正典でのモリアーティとはかけ離れた、かなりのイケメンキャラに変更もされているところも面白いといいます。モリアーティが3人兄弟であるという設定は原作にもあるようですが、この3人で犯罪卿として活躍するという物語も本作ならではとのこと。

原作への“オマージュ”と改変が秀逸

『憂国のモリアーティ』の面白さのひとつとして、原作を知っているとすごく楽しめる点にあるといいます。正典の挿絵のいくつかをパロディにして描いている部分もあり、その“オマージュ”がなんとも憎いとのこと。

同じ構図で同じセリフをしゃべらせているんです。イベントではそのシーンを比べてみせてくれましたが、ここでその部分をお見せできないのは非常に残念です。

また、原作にも登場するアイリーン・アドラー。本作では、アイリーンという名を捨て、モリアーティに協力することに。男性として生きる道を選んだ彼女が、新しい自分につけた名が「ジェームズ・ボンド」

誰もが知る『007』シリーズの主人公です。これには、シャ―ロッキアンも驚いたとのこと。この辺の改変具合も秀逸とのことでした。

そのほか、『憂国のモリアーティ』5~6巻の「大英帝国の醜聞」「ボヘミアの醜聞」からのオマージュ、2巻の「シャーロック・ホームズの研究」「緋色の研究」からのオマージュです。

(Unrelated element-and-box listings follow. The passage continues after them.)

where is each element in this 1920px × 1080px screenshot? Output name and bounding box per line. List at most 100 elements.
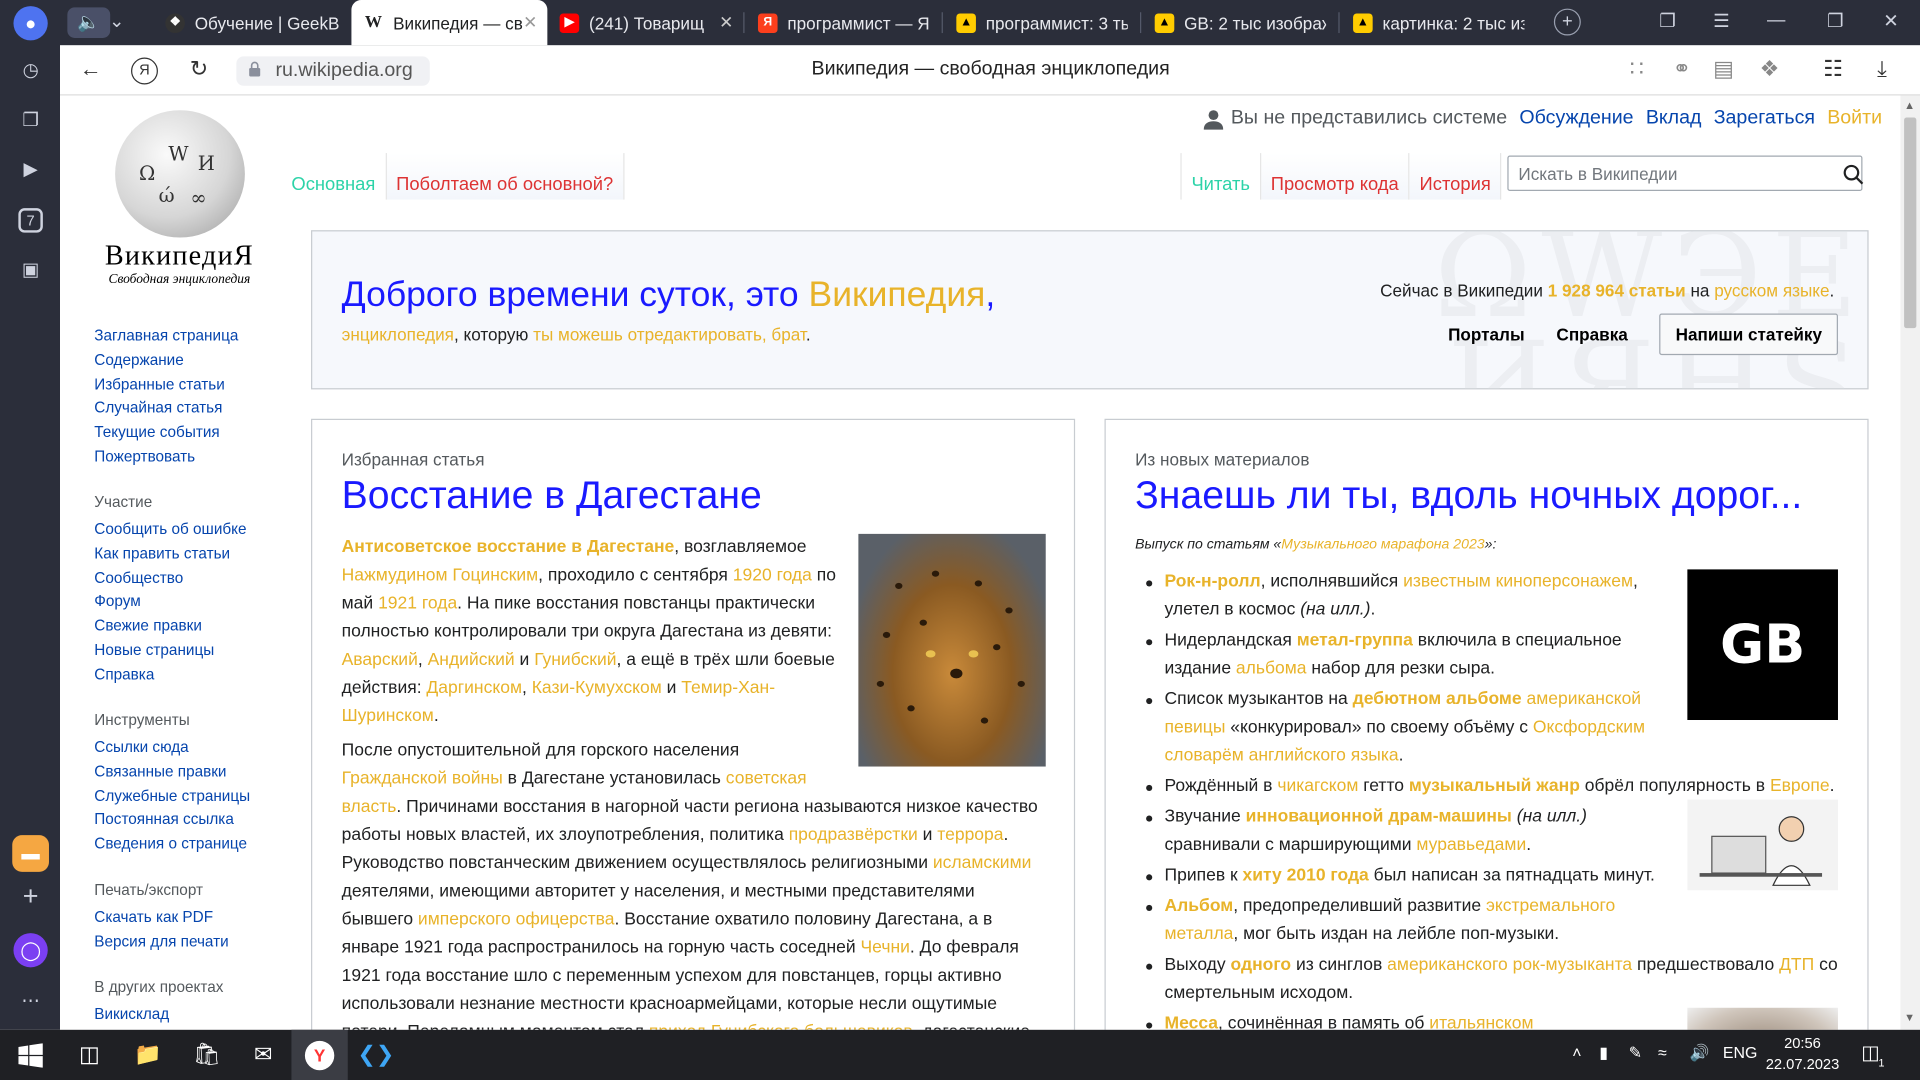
close-window-icon[interactable]: ✕ bbox=[1883, 10, 1898, 32]
tab-yandex-search[interactable]: Я программист — Ян bbox=[746, 0, 942, 45]
did-you-know-title[interactable]: Знаешь ли ты, вдоль ночных дорог... bbox=[1135, 473, 1802, 518]
wikipedia-link[interactable]: Википедия bbox=[809, 276, 986, 315]
collections-button-icon[interactable]: ☷ bbox=[1823, 56, 1843, 82]
headphones-icon[interactable]: ⚭ bbox=[1673, 56, 1691, 82]
tab-talk[interactable]: Поболтаем об основной? bbox=[385, 153, 625, 200]
search-input[interactable]: Искать в Википедии bbox=[1507, 155, 1863, 192]
nav-item-contents[interactable]: Содержание bbox=[94, 349, 238, 373]
tab-groups-icon[interactable]: ❐ bbox=[1659, 10, 1675, 32]
nav-item[interactable]: Ссылки сюда bbox=[94, 736, 250, 760]
minimize-icon[interactable]: — bbox=[1767, 10, 1785, 31]
featured-title[interactable]: Восстание в Дагестане bbox=[342, 473, 762, 518]
register-link[interactable]: Зарегаться bbox=[1714, 108, 1815, 130]
nav-item[interactable]: Свежие правки bbox=[94, 615, 246, 639]
discussion-link[interactable]: Обсуждение bbox=[1519, 108, 1633, 130]
nav-item[interactable]: Скачать как PDF bbox=[94, 906, 228, 930]
back-arrow-icon[interactable]: ← bbox=[80, 56, 102, 82]
nav-item[interactable]: Сообщить об ошибке bbox=[94, 518, 246, 542]
sound-icon[interactable]: 🔈 bbox=[67, 7, 110, 38]
store-icon[interactable]: 🛍 bbox=[179, 1030, 235, 1080]
nav-item[interactable]: Связанные правки bbox=[94, 760, 250, 784]
extensions-icon[interactable]: ∷ bbox=[1630, 56, 1644, 82]
yandex-browser-taskbar-icon[interactable]: Y bbox=[291, 1029, 348, 1080]
tab-yandex-images-2[interactable]: ▲ GB: 2 тыс изображ bbox=[1142, 0, 1338, 45]
video-icon[interactable]: ▶ bbox=[13, 152, 47, 186]
mail-icon[interactable]: ✉ bbox=[235, 1030, 291, 1080]
edit-link[interactable]: ты можешь отредактировать, брат bbox=[533, 324, 806, 344]
article-count-link[interactable]: 1 928 964 статьи bbox=[1548, 280, 1686, 300]
nav-item-featured[interactable]: Избранные статьи bbox=[94, 373, 238, 397]
scrollbar-thumb[interactable] bbox=[1904, 117, 1917, 329]
tab-geekbrains[interactable]: ❖ Обучение | GeekBr bbox=[153, 0, 351, 45]
history-icon[interactable]: ◷ bbox=[13, 53, 47, 87]
marathon-link[interactable]: Музыкального марафона 2023 bbox=[1281, 538, 1484, 553]
collections-icon[interactable]: ❐ bbox=[13, 103, 47, 137]
contributions-link[interactable]: Вклад bbox=[1646, 108, 1702, 130]
help-link[interactable]: Справка bbox=[1556, 324, 1627, 344]
tab-youtube[interactable]: ▶ (241) Товарищ ✕ bbox=[547, 0, 743, 45]
nav-item[interactable]: Служебные страницы bbox=[94, 784, 250, 808]
tab-yandex-images-1[interactable]: ▲ программист: 3 ты bbox=[944, 0, 1140, 45]
scroll-up-icon[interactable]: ▲ bbox=[1904, 99, 1915, 111]
nav-item[interactable]: Сообщество bbox=[94, 566, 246, 590]
portals-link[interactable]: Порталы bbox=[1448, 324, 1525, 344]
url-field[interactable]: ru.wikipedia.org bbox=[236, 56, 430, 86]
bookmark-icon[interactable]: ❖ bbox=[1760, 56, 1780, 82]
clock[interactable]: 20:56 22.07.2023 bbox=[1766, 1033, 1840, 1075]
wifi-icon[interactable]: ≈ bbox=[1658, 1043, 1667, 1061]
menu-icon[interactable]: ☰ bbox=[1713, 10, 1729, 32]
volume-icon[interactable]: 🔊 bbox=[1690, 1043, 1710, 1063]
tab-yandex-images-3[interactable]: ▲ картинка: 2 тыс из bbox=[1341, 0, 1537, 45]
nav-item[interactable]: Как править статьи bbox=[94, 542, 246, 566]
nav-item-donate[interactable]: Пожертвовать bbox=[94, 446, 238, 470]
nav-item[interactable]: Справка bbox=[94, 663, 246, 687]
file-explorer-icon[interactable]: 📁 bbox=[120, 1030, 176, 1080]
encyclopedia-link[interactable]: энциклопедия bbox=[342, 324, 454, 344]
login-link[interactable]: Войти bbox=[1827, 108, 1882, 130]
nav-item-main-page[interactable]: Заглавная страница bbox=[94, 324, 238, 348]
tab-read[interactable]: Читать bbox=[1180, 153, 1260, 200]
nav-item[interactable]: Форум bbox=[94, 591, 246, 615]
add-panel-icon[interactable]: + bbox=[13, 879, 47, 913]
nav-item[interactable]: Сведения о странице bbox=[94, 833, 250, 857]
yandex-home-icon[interactable]: Я bbox=[131, 57, 158, 85]
nav-item-current-events[interactable]: Текущие события bbox=[94, 421, 238, 445]
language-indicator[interactable]: ENG bbox=[1723, 1043, 1757, 1061]
close-tab-icon[interactable]: ✕ bbox=[719, 12, 733, 33]
app-shortcut-icon[interactable]: ▬ bbox=[12, 835, 49, 872]
tab-history[interactable]: История bbox=[1408, 153, 1502, 200]
tabs-menu-chevron-icon[interactable]: ⌄ bbox=[109, 10, 124, 32]
restore-icon[interactable]: ❐ bbox=[1827, 10, 1843, 32]
download-icon[interactable]: ⤓ bbox=[1877, 56, 1887, 82]
screenshot-icon[interactable]: ▣ bbox=[13, 252, 47, 286]
vscode-icon[interactable]: ❮❯ bbox=[348, 1030, 404, 1080]
pen-icon[interactable]: ✎ bbox=[1629, 1043, 1642, 1063]
task-view-icon[interactable]: ◫ bbox=[61, 1030, 117, 1080]
alice-assistant-icon[interactable]: ◯ bbox=[13, 933, 48, 968]
nav-item-random[interactable]: Случайная статья bbox=[94, 397, 238, 421]
reader-mode-icon[interactable]: ▤ bbox=[1713, 56, 1734, 82]
page-scrollbar[interactable]: ▲ ▼ bbox=[1900, 95, 1920, 1030]
wikipedia-logo[interactable]: W Ω И ώ ∞ ВикипедиЯ Свободная энциклопед… bbox=[91, 110, 269, 294]
leopard-image[interactable] bbox=[858, 533, 1046, 767]
more-icon[interactable]: ⋯ bbox=[13, 983, 47, 1017]
nav-item[interactable]: Постоянная ссылка bbox=[94, 809, 250, 833]
close-tab-icon[interactable]: ✕ bbox=[523, 12, 537, 33]
start-icon[interactable] bbox=[2, 1030, 58, 1080]
new-tab-button[interactable]: + bbox=[1553, 8, 1581, 36]
language-link[interactable]: русском языке bbox=[1714, 280, 1829, 300]
tab-wikipedia[interactable]: W Википедия — св ✕ bbox=[351, 0, 548, 46]
reload-icon[interactable]: ↻ bbox=[190, 56, 208, 82]
nav-item[interactable]: Версия для печати bbox=[94, 930, 228, 954]
tab-view-source[interactable]: Просмотр кода bbox=[1259, 153, 1409, 200]
write-article-button[interactable]: Напиши статейку bbox=[1659, 313, 1838, 356]
nav-item[interactable]: Новые страницы bbox=[94, 639, 246, 663]
profile-avatar[interactable]: ● bbox=[13, 6, 48, 41]
battery-icon[interactable]: ▮ bbox=[1599, 1043, 1608, 1063]
scroll-down-icon[interactable]: ▼ bbox=[1904, 1011, 1915, 1023]
calendar-badge[interactable]: 7 bbox=[18, 208, 43, 233]
nav-item[interactable]: Викисклад bbox=[94, 1003, 223, 1027]
search-icon[interactable] bbox=[1843, 164, 1864, 185]
tray-chevron-icon[interactable]: ˄ bbox=[1572, 1043, 1581, 1061]
notifications-icon[interactable]: ◫ bbox=[1861, 1041, 1880, 1065]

また、原作「ギリシャ語通訳」で登場するホームズの兄・マイクロフトも登場。原作同様の人物設定で登場しています。ホームズ曰く「政府そのもの」という点でも一致していました。

それとは対照的に、原作ではミセスと名乗っているハドソン夫人も『憂国のモリアーティ』では、ミス・ハドソンとして登場するなどの改変が行われています。

『憂国のモリアーティ』にこれから

『シャーロック・ホームズ』シリーズ「最後の事件」では、ホームズとモリアーティが格闘の末、滝壺に落ちてしまいます。『憂国のモリアーティ』では、コミックス14巻にて、同様にモリアーティとホームズがテムズ川に落ちてしまうのでした。

原作では、この後、「ホームズの帰還」として新たな事件が続いていきますが、『憂国のモリアーティ』もまたオリジナルの展開をみせていきます。正典とは異なる魅力を持ちながら、今後も楽しめる作品であり続けることでしょう。

まとめ

今回は、「ジャンプフェスタ2022」から『憂国のモリアーティ』に関するプログラムのレポートから、作品の魅力を紹介しました。『シャーロック・ホームズ』シリーズを知りながら読むとさらに面白さが増すということがわかりました。

『憂国のモリアーティ』は原作漫画だけでなく、テレビアニメも舞台、ミュージカル化とさらなる盛り上がりをみせています。ご興味のある方は、ぜひそちらもお楽しみください!